Today's internet, including all of its add-on services like Google and Facebook, uses only a few per cent of the world's electricity supply. The carbon footprint of the internet is roughly the same as the global airline industry.
However, the internet is growing much faster than the airline industry, and is on track to be the world's largest single greenhouse emitter.
To stem the internet’s growing carbon footprint, the GreenTouch global research consortium - an amalgamation of 60 industry organisations and universities, including the University of Melbourne's Centre for Energy-Efficient Telecommunications (CEET), Alcatel-Lucent, the University of New South Wales and NICTA - is reinventing the underlying technologies and the structure of the internet in ways that make networks more energy efficient.
GreenTouch aims to dramatically improve the energy efficiency of information and communications technology networks by a factor of 1000 by the year 2020.
Last week, GreenTouch announced an important milestone in its research program. It showed how the energy consumption of fixed-line networks can be significantly reduced.
The breakthrough is called Bit-Interleaved Passive Optical Network (Bi-PON) technology and will transform one of the most energy-hungry parts of the internet: the modem in your home.

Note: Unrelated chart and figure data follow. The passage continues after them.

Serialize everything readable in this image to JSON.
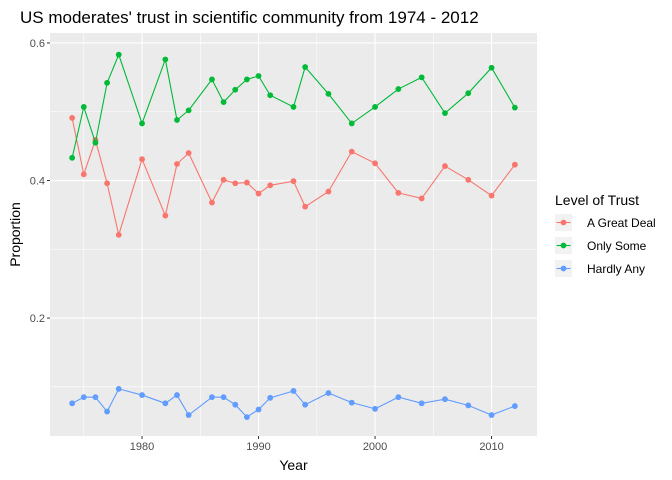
{
  "chart_data": {
    "type": "line",
    "title": "US moderates' trust in scientific community from 1974 - 2012",
    "xlabel": "Year",
    "ylabel": "Proportion",
    "xlim": [
      1972.1,
      2013.9
    ],
    "ylim": [
      0.0285,
      0.6145
    ],
    "x_ticks": [
      1980,
      1990,
      2000,
      2010
    ],
    "y_ticks": [
      0.2,
      0.4,
      0.6
    ],
    "y_tick_labels": [
      "0.2",
      "0.4",
      "0.6"
    ],
    "grid": true,
    "legend_position": "right",
    "legend_title": "Level of Trust",
    "x": [
      1974,
      1975,
      1976,
      1977,
      1978,
      1980,
      1982,
      1983,
      1984,
      1986,
      1987,
      1988,
      1989,
      1990,
      1991,
      1993,
      1994,
      1996,
      1998,
      2000,
      2002,
      2004,
      2006,
      2008,
      2010,
      2012
    ],
    "series": [
      {
        "name": "A Great Deal",
        "color": "#F8766D",
        "values": [
          0.491,
          0.409,
          0.459,
          0.396,
          0.321,
          0.431,
          0.349,
          0.424,
          0.44,
          0.368,
          0.401,
          0.396,
          0.397,
          0.381,
          0.393,
          0.399,
          0.362,
          0.384,
          0.442,
          0.425,
          0.382,
          0.374,
          0.421,
          0.401,
          0.378,
          0.423
        ]
      },
      {
        "name": "Only Some",
        "color": "#00BA38",
        "values": [
          0.433,
          0.507,
          0.455,
          0.542,
          0.583,
          0.483,
          0.576,
          0.488,
          0.502,
          0.547,
          0.514,
          0.532,
          0.547,
          0.552,
          0.524,
          0.507,
          0.565,
          0.526,
          0.483,
          0.507,
          0.533,
          0.55,
          0.498,
          0.527,
          0.564,
          0.506
        ]
      },
      {
        "name": "Hardly Any",
        "color": "#619CFF",
        "values": [
          0.076,
          0.085,
          0.085,
          0.064,
          0.097,
          0.088,
          0.076,
          0.088,
          0.059,
          0.085,
          0.085,
          0.074,
          0.056,
          0.067,
          0.084,
          0.094,
          0.074,
          0.091,
          0.077,
          0.068,
          0.085,
          0.076,
          0.082,
          0.073,
          0.059,
          0.072
        ]
      }
    ]
  }
}
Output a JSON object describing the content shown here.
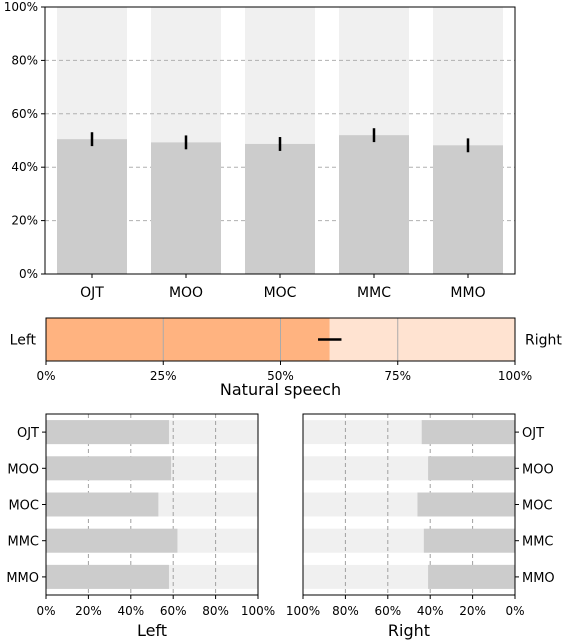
{
  "chart_data": [
    {
      "type": "bar",
      "categories": [
        "OJT",
        "MOO",
        "MOC",
        "MMC",
        "MMO"
      ],
      "values": [
        50.5,
        49.3,
        48.7,
        52.0,
        48.2
      ],
      "error": [
        2.6,
        2.6,
        2.6,
        2.6,
        2.6
      ],
      "ylim": [
        0,
        100
      ],
      "yticks": [
        "0%",
        "20%",
        "40%",
        "60%",
        "80%",
        "100%"
      ],
      "grid": "horizontal dashed",
      "colors": {
        "bar": "#cccccc",
        "background_bar": "#f0f0f0",
        "error": "#000000"
      }
    },
    {
      "type": "bar",
      "orientation": "horizontal-stacked",
      "xlabel": "Natural speech",
      "left_label": "Left",
      "right_label": "Right",
      "value": 60.5,
      "error": 2.5,
      "xlim": [
        0,
        100
      ],
      "xticks": [
        "0%",
        "25%",
        "50%",
        "75%",
        "100%"
      ],
      "colors": {
        "left": "#ffb380",
        "right": "#ffe3d1",
        "grid": "#aaaaaa"
      }
    },
    {
      "type": "bar",
      "orientation": "horizontal",
      "xlabel": "Left",
      "categories": [
        "OJT",
        "MOO",
        "MOC",
        "MMC",
        "MMO"
      ],
      "values": [
        58,
        59,
        53,
        62,
        58
      ],
      "xlim": [
        0,
        100
      ],
      "xticks": [
        "0%",
        "20%",
        "40%",
        "60%",
        "80%",
        "100%"
      ]
    },
    {
      "type": "bar",
      "orientation": "horizontal-reversed",
      "xlabel": "Right",
      "categories": [
        "OJT",
        "MOO",
        "MOC",
        "MMC",
        "MMO"
      ],
      "values": [
        44,
        41,
        46,
        43,
        41
      ],
      "xlim": [
        100,
        0
      ],
      "xticks": [
        "100%",
        "80%",
        "60%",
        "40%",
        "20%",
        "0%"
      ]
    }
  ]
}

Fixed-line internet access in most parts of the world today is carried over copper wires using asynchronous digital subscriber line (ADSL) or hybrid-fibre-coax (HFC) systems. Wireless 3G and 4G also deliver internet access and are the most energy-hungry of all access networks, having the largest carbon footprint.
HFC and ADSL technologies are also energy-hungry and because they carry more data than wireless networks, their total carbon footprint is significant. Fortunately, new fixed-line access technologies using Fibre-to-the-Premises (FTTP) are more energy efficient than HFC and ADSL networks.
The National Broadband Network (NBN) will improve the energy efficiency of the Australian network by replacing copper fixed-line networks with a more energy efficient fibre-optic alternative. Globally, it is anticipated that the penetration of FTTP networks will double over the next five years.
The global move towards fibre fixed-line networks will help to reduce the carbon footprint of the internet but the new Bi-PON technology announced last week goes beyond the improvements achievable with conventional FTTP technologies.
Bi-PON will enable an additional power reduction of 30 times over current FTTP technologies while improving performance and reducing cost. It achieves this improvement by changing the way in which data sent from the telephone exchange is accepted by the customer's modem.
In conventional FTTP modems, the user modem is required to identify the data that is targeted at that modem, and to identify the data that is targeted at other users on the network. The modem then selects its own data and rejects the unwanted data.
Energy is expended each time the modem makes a decision to reject some unwanted data. In essence, Bi-PON circumvents the inefficient selection and rejection process and enables the required data to be accessed by the customer with much less energy consumption.
The GreenTouch announcement is targeted at future generations of FTTP equipment that can provide download bitrates of up to 400 Mbps. The CEET is working with Alcatel-Lucent Australia to develop other new, highly energy-efficient fibre access technologies that will eventually be able to provide download speeds of one gigabit per second and even more.
Such innovations are compatible with the NBN and demonstrate how FTTP access technologies are not only very energy efficient but also easily upgradeable as new high-speed and low energy technologies emerge.
No changes to the basic fibre infrastructure are required as new technologies for the user modem emerge, allowing fibre-based access technologies to help avoid the coming energy crunch on the internet and its associated services.
Rod Tucker is a director of the Centre for Energy-Efficient Telecommunications at the University of Melbourne and sits on the executive board of the GreenTouch consortium.